In deze zaak heeft de rechtbank Zeeland-West-Brabant op 1 juli 2021 uitspraak gedaan in een geschil tussen een eiser en het UWV over de weigering van een WIA-uitkering. Eiser, die als operator heeft gewerkt, heeft in beroep gesteld dat het UWV ten onrechte zijn aanvraag voor een WIA-uitkering heeft afgewezen. De rechtbank heeft vastgesteld dat eiser op 24 oktober 2016 uitviel door eczeemklachten en dat het UWV zijn loondoorbetalingsverplichting heeft verlengd tot 22 oktober 2019. Het UWV weigerde echter de WIA-uitkering per die datum, wat eiser in bezwaar en beroep heeft aangevochten.

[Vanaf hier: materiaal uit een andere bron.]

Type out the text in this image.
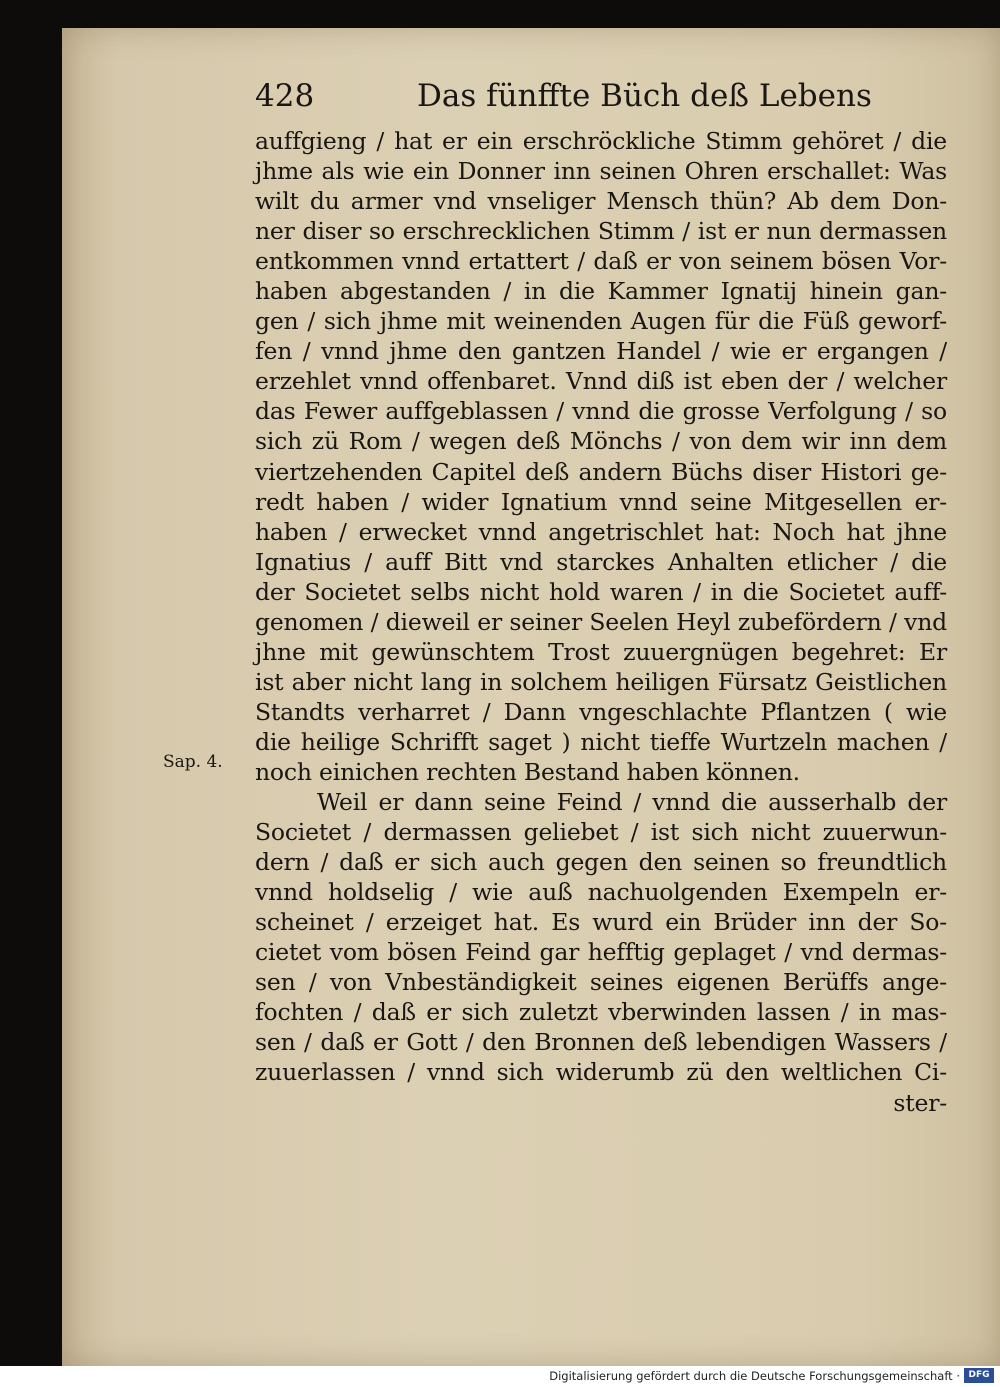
428	Das fünffte Büch deß Lebens
Sap. 4.
auffgieng / hat er ein erschröckliche Stimm gehöret / die
jhme als wie ein Donner inn seinen Ohren erschallet: Was
wilt du armer vnd vnseliger Mensch thün? Ab dem Don-
ner diser so erschrecklichen Stimm / ist er nun dermassen
entkommen vnnd ertattert / daß er von seinem bösen Vor-
haben abgestanden / in die Kammer Ignatij hinein gan-
gen / sich jhme mit weinenden Augen für die Füß geworf-
fen / vnnd jhme den gantzen Handel / wie er ergangen /
erzehlet vnnd offenbaret. Vnnd diß ist eben der / welcher
das Fewer auffgeblassen / vnnd die grosse Verfolgung / so
sich zü Rom / wegen deß Mönchs / von dem wir inn dem
viertzehenden Capitel deß andern Büchs diser Histori ge-
redt haben / wider Ignatium vnnd seine Mitgesellen er-
haben / erwecket vnnd angetrischlet hat: Noch hat jhne
Ignatius / auff Bitt vnd starckes Anhalten etlicher / die
der Societet selbs nicht hold waren / in die Societet auff-
genomen / dieweil er seiner Seelen Heyl zubefördern / vnd
jhne mit gewünschtem Trost zuuergnügen begehret: Er
ist aber nicht lang in solchem heiligen Fürsatz Geistlichen
Standts verharret / Dann vngeschlachte Pflantzen ( wie
die heilige Schrifft saget ) nicht tieffe Wurtzeln machen /
noch einichen rechten Bestand haben können.
Weil er dann seine Feind / vnnd die ausserhalb der
Societet / dermassen geliebet / ist sich nicht zuuerwun-
dern / daß er sich auch gegen den seinen so freundtlich
vnnd holdselig / wie auß nachuolgenden Exempeln er-
scheinet / erzeiget hat. Es wurd ein Brüder inn der So-
cietet vom bösen Feind gar hefftig geplaget / vnd dermas-
sen / von Vnbeständigkeit seines eigenen Berüffs ange-
fochten / daß er sich zuletzt vberwinden lassen / in mas-
sen / daß er Gott / den Bronnen deß lebendigen Wassers /
zuuerlassen / vnnd sich widerumb zü den weltlichen Ci-
ster-
Digitalisierung gefördert durch die Deutsche Forschungsgemeinschaft · DFG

Tijdens de zitting op 20 mei 2021 heeft eiser zijn standpunt toegelicht, bijgestaan door een gemachtigde, terwijl het UWV werd vertegenwoordigd door mr. T.P.A.W. Hanenberg. De rechtbank heeft de medische beoordeling van het UWV onderzocht, waarbij is gekeken naar de rapportages van de verzekeringsartsen. Eiser heeft aangevoerd dat zijn beperkingen niet goed zijn ingeschat en dat hij meer beperkingen heeft dan door het UWV is aangenomen. De rechtbank heeft echter geoordeeld dat het medisch onderzoek zorgvuldig is uitgevoerd en dat de verzekeringsartsen voldoende informatie hebben verzameld.
De rechtbank heeft geconcludeerd dat de door het UWV vastgestelde mate van arbeidsongeschiktheid van 31,65% correct is en dat eiser dus niet in aanmerking komt voor een WIA-uitkering, aangezien de wettelijke drempel van 35% niet is bereikt. De rechtbank heeft het beroep van eiser ongegrond verklaard en geen proceskostenvergoeding toegekend. De uitspraak is openbaar gemaakt en partijen zijn geïnformeerd over de mogelijkheid tot hoger beroep bij de Centrale Raad van Beroep.